What is the average preschool age?
In the United States, most parents send their children to Preschool at age 4 or 5 (some children commence preschool at 3 years old, but would turn 4 during that year). Preschool is a form of early childhood education, known in most countries outside the US as Kindergarten (In the US, Kindergarten is the first year of Elementary School).
Preschool usually refers to the final year before a child enters elementary school and is not currently compulsory in the United States. However, moves have been recently underway to move towards a compulsory system, requiring attendance at Preschool by all 4-year old children.
What is the difference between ‘Preschool’, ‘Pre-K’ ‘Nursery School’ and ‘Pre-Kindergarten’?

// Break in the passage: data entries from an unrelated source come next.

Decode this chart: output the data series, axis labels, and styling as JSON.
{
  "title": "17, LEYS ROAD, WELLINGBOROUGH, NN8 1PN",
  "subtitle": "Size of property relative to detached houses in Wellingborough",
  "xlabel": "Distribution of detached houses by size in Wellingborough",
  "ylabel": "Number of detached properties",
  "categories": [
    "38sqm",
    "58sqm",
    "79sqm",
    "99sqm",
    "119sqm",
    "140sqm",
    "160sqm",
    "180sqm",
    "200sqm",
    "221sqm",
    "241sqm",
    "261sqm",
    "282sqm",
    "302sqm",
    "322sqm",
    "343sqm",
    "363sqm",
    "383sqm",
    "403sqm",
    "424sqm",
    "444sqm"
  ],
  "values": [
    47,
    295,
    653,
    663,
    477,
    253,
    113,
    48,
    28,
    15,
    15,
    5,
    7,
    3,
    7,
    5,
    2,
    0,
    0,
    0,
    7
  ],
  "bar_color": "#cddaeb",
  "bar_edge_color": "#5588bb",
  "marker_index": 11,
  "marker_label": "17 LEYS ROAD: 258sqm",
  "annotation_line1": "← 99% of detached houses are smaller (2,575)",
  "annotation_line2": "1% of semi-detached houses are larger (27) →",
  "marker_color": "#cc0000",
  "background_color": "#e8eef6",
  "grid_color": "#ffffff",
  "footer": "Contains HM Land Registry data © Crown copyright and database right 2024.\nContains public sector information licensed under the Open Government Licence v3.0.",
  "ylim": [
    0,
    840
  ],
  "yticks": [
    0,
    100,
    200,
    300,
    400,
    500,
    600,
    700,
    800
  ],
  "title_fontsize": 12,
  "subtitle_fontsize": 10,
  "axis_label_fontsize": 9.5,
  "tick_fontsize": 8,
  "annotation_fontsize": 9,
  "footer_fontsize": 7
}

‘Preschool’ is a catch-all term that covers pre-elementary school education. Typically this translates to students who are 4 or 5 years old. ‘Preschool’ can incorporate Nursery Schools and Pre-Kindergarten (which is also known as ‘Pre-K’). While we like to think our resources are accessible and many are appropriate to very young children, this site and its resources are targeted at those children who will be entering elementary school the following year.
When does school become compulsory?
The first year of formal, mandated education is ‘Kindergarten’ which, in the United States, is the first year of Elementary School.
Most students commencing Kindergarten are either 5 or 6 years old. While it is technically possible for a student to commence school at 4 years I would advise against this in almost all cases. While a child might well be ready academically to handle the curriculum, developmentally, emotionally and socially it’s really important that they remain alongside peers their own age.
Where a particularly intellectually curious child shows a lot of promise, it is of paramount importance that they remain engaged and are provided with sufficiently challenging work. There are ways to achieve this without isolating them from their own aged peers, and I would recommend skipping only as a last resort.